Comprendeva la previsione di Litthard e le parole ignorate in precedenza erano causa del ribollire di un terrore cieco, oscuro, che non provava da anni; temeva per i soldati e l'idea di bloccarsi a causa della paura gli stringeva la gola e portava a prospetti di sangue e morte. Tutti, nel corso dei secoli successivi, l'avrebbero ricordato come la cometa che aveva terrorizzato Hydrus, una fiamma che aveva bruciato intensa prima di essere stata soffocata durante la peggior impresa militare mai tentata.

La voce roca di un uomo lo distolse dai suoi cupi pensieri. "Generale" gli disse, col viso paonazzo a causa del caldo. "Ho una missiva per voi."

"Perché questa situazione ha un che di familiare?" si chiese, prendendo la lettera e strappando il sigillo di ceralacca, senza neppure fermarsi a osservare lo stemma impresso tra le pieghe. Riconobbe la calligrafia con un tonfo al cuore e, sconvolto, fece segno al messo di andarsene, per poi leggere rapido le prime righe.

Come intestare questa lettera?
Mi trovo in profondo imbarazzo davanti a un simile dubbio, tanto che non so se farmi trascinare dall'impulso che mi detta di usare la vecchia nomea di signorino, oppure se appellarmi a te come generale.

Sotto c'era una grossa macchia nera. Taron si immaginò Nives, seduta a riflettere con la penna gravida d'inchiostro sospesa sul foglio, indecisa, per poi sobbalzare nel notare di averlo sporcato; non ci aveva badato più di tanto, consapevole di potersi permettere una tale mancanza di perfezione con lui.
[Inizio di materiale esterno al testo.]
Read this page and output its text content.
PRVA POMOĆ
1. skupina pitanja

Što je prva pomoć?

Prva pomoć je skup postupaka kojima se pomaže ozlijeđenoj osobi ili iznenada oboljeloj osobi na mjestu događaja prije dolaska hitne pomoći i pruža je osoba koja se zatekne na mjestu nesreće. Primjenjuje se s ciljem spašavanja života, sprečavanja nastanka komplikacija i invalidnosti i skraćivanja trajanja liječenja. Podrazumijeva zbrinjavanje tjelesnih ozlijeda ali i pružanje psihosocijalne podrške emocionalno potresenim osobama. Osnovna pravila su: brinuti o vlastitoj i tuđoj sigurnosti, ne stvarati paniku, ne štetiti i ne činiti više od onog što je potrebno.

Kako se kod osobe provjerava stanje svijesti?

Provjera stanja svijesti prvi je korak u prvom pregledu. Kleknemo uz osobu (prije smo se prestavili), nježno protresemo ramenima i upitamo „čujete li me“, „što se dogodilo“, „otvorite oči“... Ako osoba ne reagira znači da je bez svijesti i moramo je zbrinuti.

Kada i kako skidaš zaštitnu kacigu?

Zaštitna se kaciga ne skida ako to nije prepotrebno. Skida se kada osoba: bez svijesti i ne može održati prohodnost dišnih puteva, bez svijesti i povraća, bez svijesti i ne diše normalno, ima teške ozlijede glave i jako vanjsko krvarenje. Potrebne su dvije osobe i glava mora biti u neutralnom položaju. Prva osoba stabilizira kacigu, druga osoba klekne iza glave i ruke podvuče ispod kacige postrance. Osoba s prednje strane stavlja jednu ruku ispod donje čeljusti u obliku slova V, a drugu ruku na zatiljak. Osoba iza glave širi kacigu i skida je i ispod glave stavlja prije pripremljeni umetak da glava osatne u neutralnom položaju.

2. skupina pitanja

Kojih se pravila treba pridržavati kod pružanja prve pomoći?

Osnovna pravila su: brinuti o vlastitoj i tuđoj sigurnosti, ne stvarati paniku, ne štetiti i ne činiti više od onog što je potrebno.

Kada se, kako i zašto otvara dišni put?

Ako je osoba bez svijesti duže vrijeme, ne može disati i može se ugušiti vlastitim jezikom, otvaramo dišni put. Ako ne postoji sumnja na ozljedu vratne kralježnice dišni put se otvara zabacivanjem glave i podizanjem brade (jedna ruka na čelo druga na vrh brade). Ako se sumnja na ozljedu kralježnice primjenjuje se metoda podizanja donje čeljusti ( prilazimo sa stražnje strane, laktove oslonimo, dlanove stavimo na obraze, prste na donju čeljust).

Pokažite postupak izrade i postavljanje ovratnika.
Taron, torno a Centrum Norr.
Domani mattina, dopo aver consegnato la lettera a un buon corriere, mi metterò in viaggio, così da offrire al Consiglio i frutti della spedizione a Saat. Sarai lieto di sapere che il Reggente dei Ghiacci mi ha offerto il suo aiuto, nonostante siano ancora da definire i termini dell'accordo. Passato un mese dalla caduta di Havnen, sarà necessario incontrarci a ciò che resta di Myrer, scortati entrambi da tutti gli uomini a nostra disposizione, per strutturare un buon piano d'azione.

Taron interruppe la lettura, serrando le labbra. "Non ha ricevuto la mia lettera" pensò, passandosi una mano sul volto coperto di sudore. "O l'ha ignorata."
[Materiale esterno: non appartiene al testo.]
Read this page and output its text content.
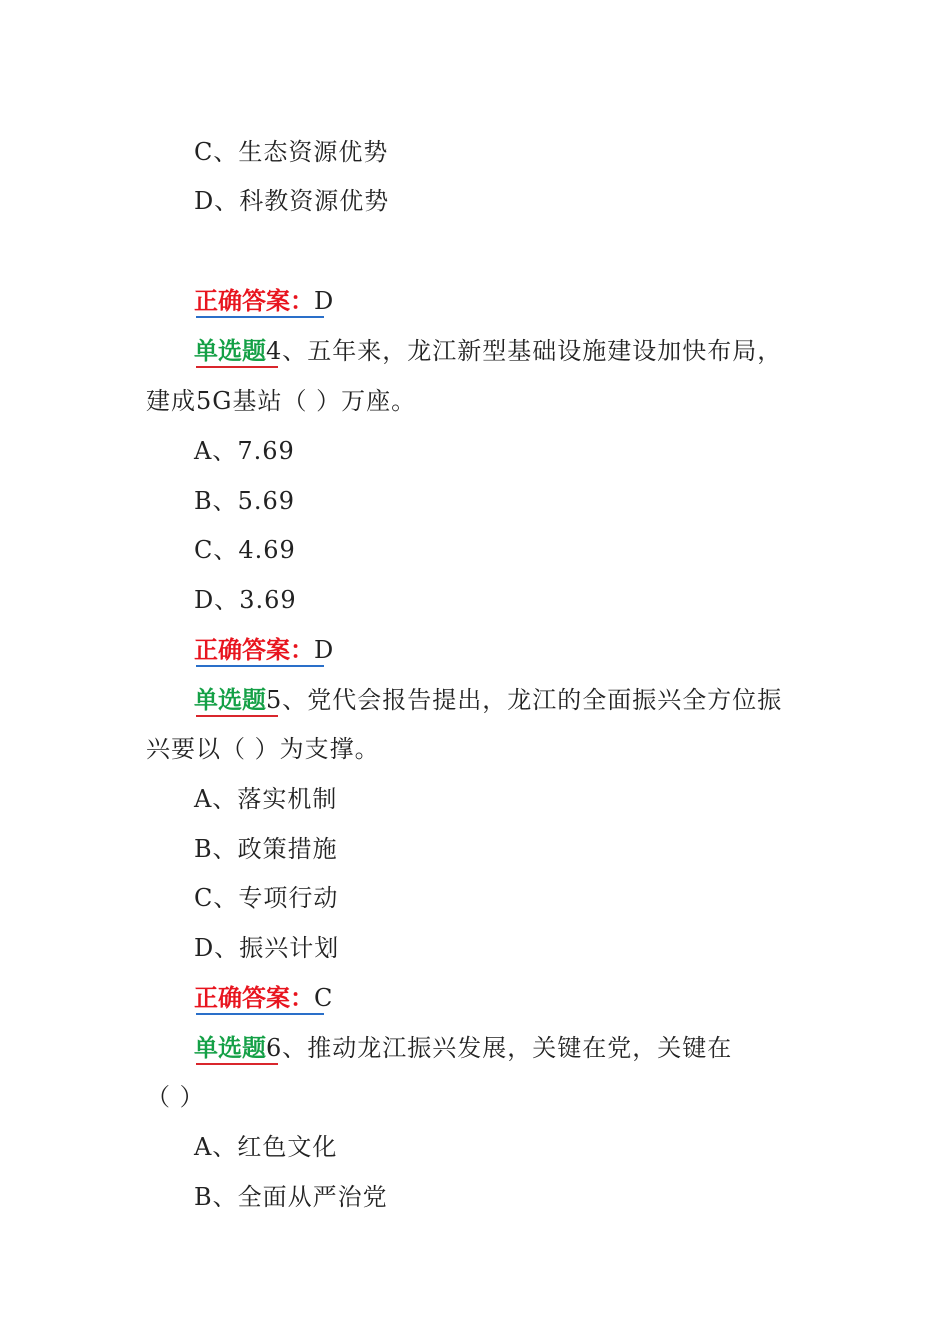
C、生态资源优势
D、科教资源优势
正确答案：
D
单选题
4、五年来，龙江新型基础设施建设加快布局，
建成5G基站（ ）万座。
A、7.69
B、5.69
C、4.69
D、3.69
正确答案：
D
单选题
5、党代会报告提出，龙江的全面振兴全方位振
兴要以（ ）为支撑。
A、落实机制
B、政策措施
C、专项行动
D、振兴计划
正确答案：
C
单选题
6、推动龙江振兴发展，关键在党，关键在
（ ）
A、红色文化
B、全面从严治党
Soppresse l'istinto di accartocciare il foglio.

A questo punto, però, devo introdurre un nuovo argomento, e l'indecisione posseduta nella stesura delle prime righe mi pare ridicola in confronto a quella che mi prende ora.
Mi supplichi di perdonarti, quasi non possedessi un cuore e ti odiassi, quando invece provo tutt'altro... ma non sono questioni di cui parlare tramite lettera, dove le parole risultano fredde e lontane. Desidererei averti al mio fianco per sussurrartele all'orecchio, ma dovrò attendere fino al momento in cui giungerai a Myrer. Ti prego, dal profondo del mio cuore in attesa, di non morire sotto le mura di Havnen, perché non sarei mai capace di sopportare un simile dolore.

Nives, orfana, ultima figlia della casata dei Bálit, regina di Hydrus

La lunga firma lo fece sorridere, mentre la cupezza che l'aveva avvolto venne dissipata dal faro che rappresentava il messaggio. C'era ancora una speranza e in suo nome avrebbe distrutto Havnen, l'avrebbe presa e piegata, anche a costo di spaccare da solo ogni singola pietra che ne componeva le mura.
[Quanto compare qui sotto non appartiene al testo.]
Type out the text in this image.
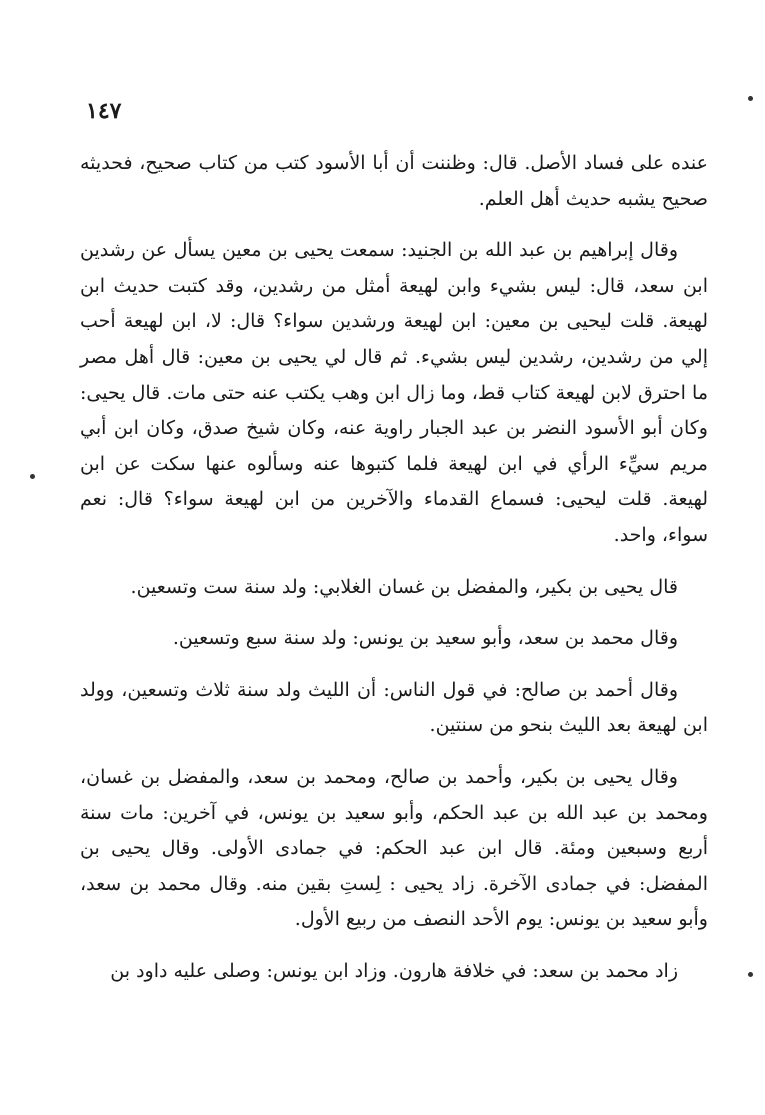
١٤٧

عنده على فساد الأصل. قال: وظننت أن أبا الأسود كتب من كتاب صحيح، فحديثه صحيح يشبه حديث أهل العلم.

وقال إبراهيم بن عبد الله بن الجنيد: سمعت يحيى بن معين يسأل عن رشدين ابن سعد، قال: ليس بشيء وابن لهيعة أمثل من رشدين، وقد كتبت حديث ابن لهيعة. قلت ليحيى بن معين: ابن لهيعة ورشدين سواء؟ قال: لا، ابن لهيعة أحب إلي من رشدين، رشدين ليس بشيء. ثم قال لي يحيى بن معين: قال أهل مصر ما احترق لابن لهيعة كتاب قط، وما زال ابن وهب يكتب عنه حتى مات. قال يحيى: وكان أبو الأسود النضر بن عبد الجبار راوية عنه، وكان شيخ صدق، وكان ابن أبي مريم سيِّء الرأي في ابن لهيعة فلما كتبوها عنه وسألوه عنها سكت عن ابن لهيعة. قلت ليحيى: فسماع القدماء والآخرين من ابن لهيعة سواء؟ قال: نعم سواء، واحد.

قال يحيى بن بكير، والمفضل بن غسان الغلابي: ولد سنة ست وتسعين.

وقال محمد بن سعد، وأبو سعيد بن يونس: ولد سنة سبع وتسعين.

وقال أحمد بن صالح: في قول الناس: أن الليث ولد سنة ثلاث وتسعين، وولد ابن لهيعة بعد الليث بنحو من سنتين.

وقال يحيى بن بكير، وأحمد بن صالح، ومحمد بن سعد، والمفضل بن غسان، ومحمد بن عبد الله بن عبد الحكم، وأبو سعيد بن يونس، في آخرين: مات سنة أربع وسبعين ومئة. قال ابن عبد الحكم: في جمادى الأولى. وقال يحيى بن المفضل: في جمادى الآخرة. زاد يحيى : لِستِ بقين منه. وقال محمد بن سعد، وأبو سعيد بن يونس: يوم الأحد النصف من ربيع الأول.

زاد محمد بن سعد: في خلافة هارون. وزاد ابن يونس: وصلى عليه داود بن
"Che gran giorno per combattere." Si alzò e allungò le braccia sopra la schiena, lanciando un ultimo sguardo al suo obiettivo prima di girarsi. Le catapulte, dietro di lui, lanciavano dei massi, fischiando e schioccando a ogni tiro.

Se durante la giornata il caldo era asfissiante, il vento che saliva dal mare nel corso della notte era capace di far rabbrividire dal freddo ogni uomo. Nonostante Taron avesse imprecato più volte contro la pazzia di quella regione di Hydrus, governata da lunatici e inaspettati sbalzi di temperatura, non poteva che benedire le improvvise raffiche, capaci di intirizzire le guardie delle mura e di far lambire le torce che ferivano il buio della notte. Bisognava procedere.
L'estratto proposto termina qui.